Yesterday morning, Annie woke up filled with the conviction that the egg must come inside. She filled a wooden heart-shaped box with straw and grass and leaves, then rescued the egg from its outdoor nest. It now sits, adorned with a robin sticker and occasionally covered with an orange sock, on top of the antique metal cabinet in our living room. Jemma drew pictures of robin eggs on her Magnadoodle (to keep it company), and Annie had a long conversation on the way home from school with Lucy about what we'll do with the bird eventually hatches.

"It might wake you up early in the morning," warned Lucy.

"Yeah," said Annie. "We might have to keep it in a cage."

"You don't want it just flying around your house," said Lucy.

"Yeah, because then it might just poop on your head!" said Annie.
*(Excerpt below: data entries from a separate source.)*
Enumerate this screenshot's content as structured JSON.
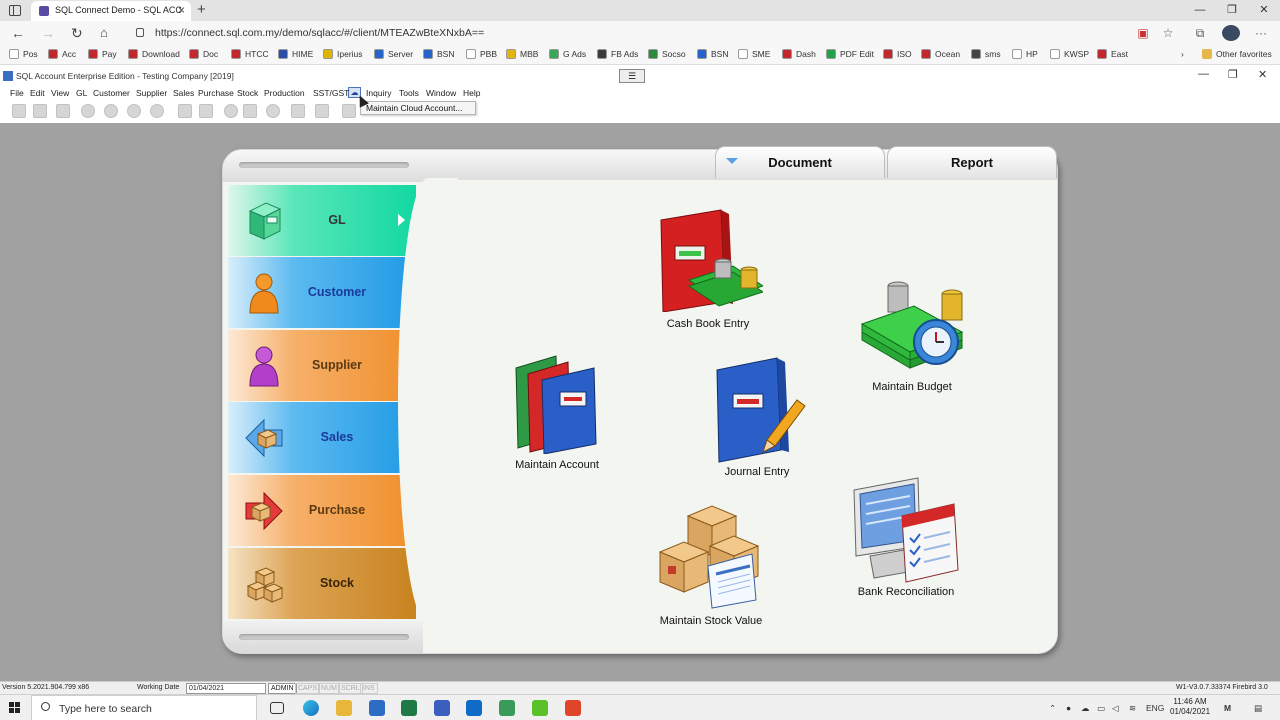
{
  "browser": {
    "tab_title": "SQL Connect Demo - SQL ACC",
    "url": "https://connect.sql.com.my/demo/sqlacc/#/client/MTEAZwBteXNxbA==",
    "favorites": [
      {
        "label": "Pos",
        "color": "#ffffff"
      },
      {
        "label": "Acc",
        "color": "#c4262e"
      },
      {
        "label": "Pay",
        "color": "#c4262e"
      },
      {
        "label": "Download",
        "color": "#c4262e"
      },
      {
        "label": "Doc",
        "color": "#c4262e"
      },
      {
        "label": "HTCC",
        "color": "#c4262e"
      },
      {
        "label": "HIME",
        "color": "#2a4fa8"
      },
      {
        "label": "Iperius",
        "color": "#e0b400"
      },
      {
        "label": "Server",
        "color": "#2563c9"
      },
      {
        "label": "BSN",
        "color": "#2563c9"
      },
      {
        "label": "PBB",
        "color": "#ffffff"
      },
      {
        "label": "MBB",
        "color": "#e3b410"
      },
      {
        "label": "G Ads",
        "color": "#3aa757"
      },
      {
        "label": "FB Ads",
        "color": "#3b3b3b"
      },
      {
        "label": "Socso",
        "color": "#2b8a3e"
      },
      {
        "label": "BSN",
        "color": "#2563c9"
      },
      {
        "label": "SME",
        "color": "#ffffff"
      },
      {
        "label": "Dash",
        "color": "#c4262e"
      },
      {
        "label": "PDF Edit",
        "color": "#1fa34a"
      },
      {
        "label": "ISO",
        "color": "#c4262e"
      },
      {
        "label": "Ocean",
        "color": "#c4262e"
      },
      {
        "label": "sms",
        "color": "#444444"
      },
      {
        "label": "HP",
        "color": "#ffffff"
      },
      {
        "label": "KWSP",
        "color": "#ffffff"
      },
      {
        "label": "East",
        "color": "#c4262e"
      }
    ],
    "other_favorites": "Other favorites"
  },
  "app": {
    "title": "SQL Account Enterprise Edition - Testing Company [2019]",
    "menu": [
      "File",
      "Edit",
      "View",
      "GL",
      "Customer",
      "Supplier",
      "Sales",
      "Purchase",
      "Stock",
      "Production",
      "SST/GST",
      "Inquiry",
      "Tools",
      "Window",
      "Help"
    ],
    "dropdown_item": "Maintain Cloud Account..."
  },
  "panel": {
    "tabs": [
      {
        "label": "Document",
        "active": true
      },
      {
        "label": "Report",
        "active": false
      }
    ],
    "nav": [
      {
        "label": "GL",
        "icon": "gl-cabinet-icon"
      },
      {
        "label": "Customer",
        "icon": "customer-person-icon"
      },
      {
        "label": "Supplier",
        "icon": "supplier-person-icon"
      },
      {
        "label": "Sales",
        "icon": "sales-arrow-box-icon"
      },
      {
        "label": "Purchase",
        "icon": "purchase-arrow-box-icon"
      },
      {
        "label": "Stock",
        "icon": "stock-boxes-icon"
      }
    ],
    "items": [
      {
        "label": "Cash Book Entry",
        "icon": "cash-book-icon"
      },
      {
        "label": "Maintain Budget",
        "icon": "budget-money-clock-icon"
      },
      {
        "label": "Maintain Account",
        "icon": "account-binders-icon"
      },
      {
        "label": "Journal Entry",
        "icon": "journal-book-pencil-icon"
      },
      {
        "label": "Maintain Stock Value",
        "icon": "stock-value-boxes-icon"
      },
      {
        "label": "Bank Reconciliation",
        "icon": "bank-reconciliation-icon"
      }
    ]
  },
  "statusbar": {
    "version": "Version 5.2021.904.799 x86",
    "working_date_label": "Working Date",
    "working_date": "01/04/2021",
    "user": "ADMIN",
    "caps": "CAPS",
    "num": "NUM",
    "scrl": "SCRL",
    "ins": "INS",
    "build": "W1-V3.0.7.33374 Firebird 3.0"
  },
  "taskbar": {
    "search_placeholder": "Type here to search",
    "lang": "ENG",
    "time": "11:46 AM",
    "date": "01/04/2021"
  }
}
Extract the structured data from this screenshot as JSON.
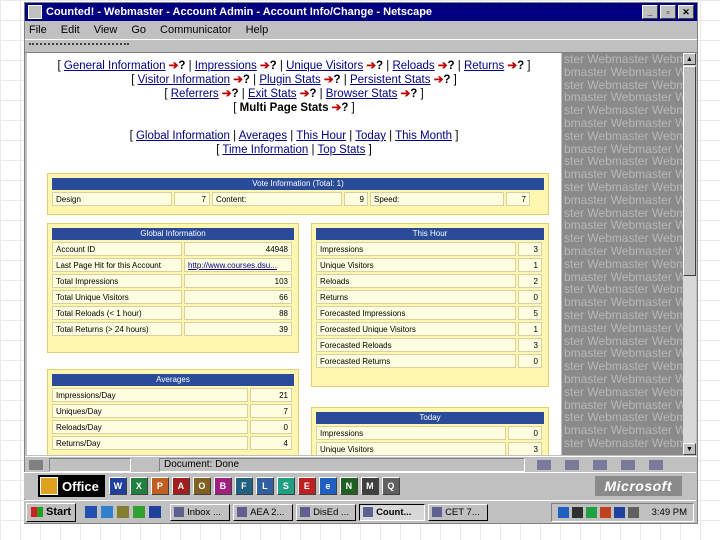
{
  "window": {
    "title": "Counted! - Webmaster - Account Admin - Account Info/Change - Netscape",
    "min_icon": "minimize-icon",
    "max_icon": "maximize-icon",
    "close_icon": "close-icon"
  },
  "menubar": [
    "File",
    "Edit",
    "View",
    "Go",
    "Communicator",
    "Help"
  ],
  "nav": {
    "row1": [
      "General Information",
      "Impressions",
      "Unique Visitors",
      "Reloads",
      "Returns"
    ],
    "row2": [
      "Visitor Information",
      "Plugin Stats",
      "Persistent Stats"
    ],
    "row3": [
      "Referrers",
      "Exit Stats",
      "Browser Stats"
    ],
    "row4_current": "Multi Page Stats",
    "row5": [
      "Global Information",
      "Averages",
      "This Hour",
      "Today",
      "This Month"
    ],
    "row6": [
      "Time Information",
      "Top Stats"
    ]
  },
  "vote": {
    "header": "Vote Information (Total: 1)",
    "cells": [
      {
        "label": "Design",
        "value": "7"
      },
      {
        "label": "Content:",
        "value": "9"
      },
      {
        "label": "Speed:",
        "value": "7"
      }
    ]
  },
  "global_info": {
    "header": "Global Information",
    "rows": [
      {
        "label": "Account ID",
        "value": "44948"
      },
      {
        "label": "Last Page Hit for this Account",
        "value": "http://www.courses.dsu..."
      },
      {
        "label": "Total Impressions",
        "value": "103"
      },
      {
        "label": "Total Unique Visitors",
        "value": "66"
      },
      {
        "label": "Total Reloads (< 1 hour)",
        "value": "88"
      },
      {
        "label": "Total Returns (> 24 hours)",
        "value": "39"
      }
    ]
  },
  "this_hour": {
    "header": "This Hour",
    "rows": [
      {
        "label": "Impressions",
        "value": "3"
      },
      {
        "label": "Unique Visitors",
        "value": "1"
      },
      {
        "label": "Reloads",
        "value": "2"
      },
      {
        "label": "Returns",
        "value": "0"
      },
      {
        "label": "Forecasted Impressions",
        "value": "5"
      },
      {
        "label": "Forecasted Unique Visitors",
        "value": "1"
      },
      {
        "label": "Forecasted Reloads",
        "value": "3"
      },
      {
        "label": "Forecasted Returns",
        "value": "0"
      }
    ]
  },
  "averages": {
    "header": "Averages",
    "rows": [
      {
        "label": "Impressions/Day",
        "value": "21"
      },
      {
        "label": "Uniques/Day",
        "value": "7"
      },
      {
        "label": "Reloads/Day",
        "value": "0"
      },
      {
        "label": "Returns/Day",
        "value": "4"
      }
    ]
  },
  "today": {
    "header": "Today",
    "rows": [
      {
        "label": "Impressions",
        "value": "0"
      },
      {
        "label": "Unique Visitors",
        "value": "3"
      }
    ]
  },
  "sidebar_watermark": "Webmaster",
  "status": {
    "text": "Document: Done"
  },
  "office": {
    "label": "Office",
    "brand": "Microsoft"
  },
  "taskbar": {
    "start": "Start",
    "tasks": [
      "Inbox ...",
      "AEA 2...",
      "DisEd ...",
      "Count...",
      "CET 7..."
    ],
    "active_task": "Count...",
    "clock": "3:49 PM"
  },
  "colors": {
    "titlebar": "#000080",
    "panel_header": "#2a4a9a",
    "panel_bg": "#fff6b0",
    "link": "#000080",
    "arrow": "#c00000"
  }
}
Lucy nodded seriously. "You should probably put newspaper in the cage. For the poop."

So despite my gentle warnings that this egg probably fell from a great height, and then was touched by little girls, and is likely not warm enough to grow well, Annie persists in hoping that we, like Mother Bear of the Little Bear books, will one day have a baby robin crack out of its bright blue egg and become our pet.

Between picking up trash and caring for nature's creatures, I think we're right on track with the spirit of Earth Day, even if we didn't manage to "save the Earth and everyone on it."


1 comment:

  1. ahhhh hahahahha....so glad you posted a pic of the plg stuffed duck keeping it warm.